Funding fossil fuels
Although it’s not uncommon to find oil companies in so-called sustainable funds, thanks to flawed sustainability ratings (the notorious ESG ratings), oil and coal are pretty much excluded at this point and have no place on the EU’s green list. But gas… gas looms large over the energy and transport sector.
Gas had been excluded from the list of ‘clean’ energy sources but the industry lobby, through friendly member states, has changed that. Gas will be reassessed sometime after the summer to be classified as a ‘transitory’ source of cleaner energy. The EU Commission doesn’t appear to have the strength, or the will, to keep it out of green finance. The jury is still out but the simple answer for the time being is that no, EU’s sustainable finance does not exclude fossil gas. Not unequivocally. Not yet. And as far as the ESG ratings scandal, the new strategy only announces vague plans to address the issue.
Once upon a time it was all about carbon and CO2. But now more attention is being paid to biodiversity. The term includes a whole range of human activities that impact life on land, sea and air: agriculture, fishing, forestry and bioenergy. On this front, the EU’s sustainable finance plan is either silent or outright bad. To start with, the taxonomy greenwashes indiscriminate logging and the burning of trees. Criteria for agriculture, like gas, have been postponed to the autumn but if forestry and bioenergy is anything to go by, it does not look good.
The announced revision of the Renewable Energy Directive says a lot about the plans that the EU has for nature: plough, spray, harvest and burn. The illusion that we can replace the burning of fossil fuels with the burning of trees and crops still seems to pervade. Here the EU’s sustainable finance strategy fails spectacularly. The only thing that was announced was a ‘study’ to measure the impact that the loss of biodiversity will have on banks’ profits. Hardly the point.

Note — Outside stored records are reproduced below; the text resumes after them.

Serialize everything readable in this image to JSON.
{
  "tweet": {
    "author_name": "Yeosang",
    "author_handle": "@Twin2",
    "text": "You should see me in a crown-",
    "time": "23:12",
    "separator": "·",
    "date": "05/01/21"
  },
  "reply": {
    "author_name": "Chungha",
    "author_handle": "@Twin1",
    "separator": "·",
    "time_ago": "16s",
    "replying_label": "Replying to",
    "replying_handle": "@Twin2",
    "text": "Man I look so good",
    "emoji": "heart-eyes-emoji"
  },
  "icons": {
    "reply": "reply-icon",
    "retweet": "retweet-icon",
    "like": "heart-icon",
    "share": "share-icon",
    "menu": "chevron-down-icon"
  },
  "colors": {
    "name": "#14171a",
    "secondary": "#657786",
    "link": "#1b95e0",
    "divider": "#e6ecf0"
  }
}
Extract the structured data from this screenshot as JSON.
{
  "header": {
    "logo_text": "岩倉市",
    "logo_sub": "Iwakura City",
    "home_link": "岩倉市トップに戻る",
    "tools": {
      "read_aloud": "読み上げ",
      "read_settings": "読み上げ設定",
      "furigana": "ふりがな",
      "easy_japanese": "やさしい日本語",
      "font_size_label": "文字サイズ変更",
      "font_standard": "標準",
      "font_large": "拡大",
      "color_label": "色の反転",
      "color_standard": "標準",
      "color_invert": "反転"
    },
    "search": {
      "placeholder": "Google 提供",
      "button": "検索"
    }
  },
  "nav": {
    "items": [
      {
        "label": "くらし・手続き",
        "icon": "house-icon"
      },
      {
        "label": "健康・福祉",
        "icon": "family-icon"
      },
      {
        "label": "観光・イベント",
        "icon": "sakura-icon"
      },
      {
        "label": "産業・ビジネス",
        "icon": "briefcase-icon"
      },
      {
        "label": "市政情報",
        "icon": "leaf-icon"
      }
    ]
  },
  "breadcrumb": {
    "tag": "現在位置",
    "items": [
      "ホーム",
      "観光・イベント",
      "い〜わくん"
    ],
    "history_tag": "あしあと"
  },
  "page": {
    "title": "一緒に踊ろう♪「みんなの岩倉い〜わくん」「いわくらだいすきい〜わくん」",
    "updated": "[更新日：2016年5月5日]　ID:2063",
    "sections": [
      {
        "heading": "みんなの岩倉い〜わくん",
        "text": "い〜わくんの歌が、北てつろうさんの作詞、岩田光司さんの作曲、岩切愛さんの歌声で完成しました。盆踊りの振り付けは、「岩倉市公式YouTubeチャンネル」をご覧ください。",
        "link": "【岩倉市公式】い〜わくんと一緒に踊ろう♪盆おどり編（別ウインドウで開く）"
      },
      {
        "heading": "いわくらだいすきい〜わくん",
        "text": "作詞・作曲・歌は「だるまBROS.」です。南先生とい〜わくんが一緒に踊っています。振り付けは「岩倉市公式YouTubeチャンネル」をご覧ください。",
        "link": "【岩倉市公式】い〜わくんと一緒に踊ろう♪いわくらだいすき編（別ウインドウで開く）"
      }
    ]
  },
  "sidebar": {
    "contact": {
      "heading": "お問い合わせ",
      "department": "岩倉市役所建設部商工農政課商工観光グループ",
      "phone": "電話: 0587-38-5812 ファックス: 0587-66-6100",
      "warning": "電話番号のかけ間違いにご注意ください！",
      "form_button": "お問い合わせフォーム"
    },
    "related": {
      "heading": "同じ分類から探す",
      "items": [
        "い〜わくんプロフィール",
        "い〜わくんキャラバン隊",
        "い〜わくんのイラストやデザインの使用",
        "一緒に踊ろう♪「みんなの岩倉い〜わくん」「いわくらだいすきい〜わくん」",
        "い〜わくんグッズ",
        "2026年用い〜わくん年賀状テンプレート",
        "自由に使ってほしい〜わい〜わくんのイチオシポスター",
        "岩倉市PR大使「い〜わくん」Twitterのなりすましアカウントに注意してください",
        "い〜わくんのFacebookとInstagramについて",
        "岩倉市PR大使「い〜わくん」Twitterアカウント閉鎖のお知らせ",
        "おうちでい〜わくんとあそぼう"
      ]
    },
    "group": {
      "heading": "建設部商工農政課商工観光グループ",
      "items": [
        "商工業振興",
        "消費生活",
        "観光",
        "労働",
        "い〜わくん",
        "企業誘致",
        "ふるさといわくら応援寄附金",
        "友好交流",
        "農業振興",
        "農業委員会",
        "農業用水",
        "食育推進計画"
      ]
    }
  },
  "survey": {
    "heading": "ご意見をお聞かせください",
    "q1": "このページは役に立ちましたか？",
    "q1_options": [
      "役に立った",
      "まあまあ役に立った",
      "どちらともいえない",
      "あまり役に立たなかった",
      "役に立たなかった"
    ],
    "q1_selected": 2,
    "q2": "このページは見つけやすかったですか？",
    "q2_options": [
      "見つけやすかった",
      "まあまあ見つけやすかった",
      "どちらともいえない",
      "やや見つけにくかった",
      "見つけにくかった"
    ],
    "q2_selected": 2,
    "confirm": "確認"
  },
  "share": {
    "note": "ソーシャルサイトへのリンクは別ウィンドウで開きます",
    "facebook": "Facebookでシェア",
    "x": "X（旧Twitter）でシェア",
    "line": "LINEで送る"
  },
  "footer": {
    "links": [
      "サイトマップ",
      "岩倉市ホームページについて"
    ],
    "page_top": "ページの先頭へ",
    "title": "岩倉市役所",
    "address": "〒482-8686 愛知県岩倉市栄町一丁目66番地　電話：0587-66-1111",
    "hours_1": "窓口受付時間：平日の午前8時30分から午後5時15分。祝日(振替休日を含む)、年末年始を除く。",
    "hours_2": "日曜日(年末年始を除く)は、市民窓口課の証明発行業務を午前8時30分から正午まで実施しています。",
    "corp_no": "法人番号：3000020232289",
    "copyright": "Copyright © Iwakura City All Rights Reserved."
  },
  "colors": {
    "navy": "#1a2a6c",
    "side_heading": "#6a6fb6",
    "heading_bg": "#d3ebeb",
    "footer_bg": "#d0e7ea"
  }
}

Phasing out combustion engines
Good news at last. When it comes to land transport – responsible for 72% of the emissions in transport – the provisions are positive, strong, and unequivocal. Essentially, no combustion engine will be considered ‘green’ after 2025. Not even the ‘cleanest’ one, not even the ones burning so called ‘clean fuels’. The rule is ‘no tailpipe emissions’, full stop.
To complement the unequivocal taxonomy criteria, the Sustainable Finance Disclosure Regulation demands full disclosure of lifecycle emissions. This is particularly damning for transport since most of the emissions of a car (up to 80%) happen after the car is sold. Not many know that Volkswagen, for example, causes more emissions than oil companies BP or Chevron when lifecycle emissions are properly accounted for.
When it comes to cars and trucks, the EU’s sustainable finance gets a 10/10. If you’re a bank or a fund and you’re investing in combustion engines, you’re either (financially) illiterate or just uninterested in sustainability. In both cases, you’re on the wrong side of history and will not be around for long.
Unfortunately the same cannot be said for shipping. Here the EU is really missing the opportunity to send the right message to the industry. It’s greenwashing the newest vessels that burn bunker fuel and is leaving the door open to fossil-gas fuelled ships. The jury on aviation is still out, but here we expect some good news.
So in conclusion…
The EU’s sustainable finance strategy and provisions are mostly good on transport, still bad on fossil fuels and disastrous on nature protection. Fast forward 30 years, and you’re looking at a world where we all drive EVs, but there are no trees or birds, and catastrophic climate events ravage wide areas of the planet. Clearly there’s a lot of work to do to call this sustainable finance… well… sustainable.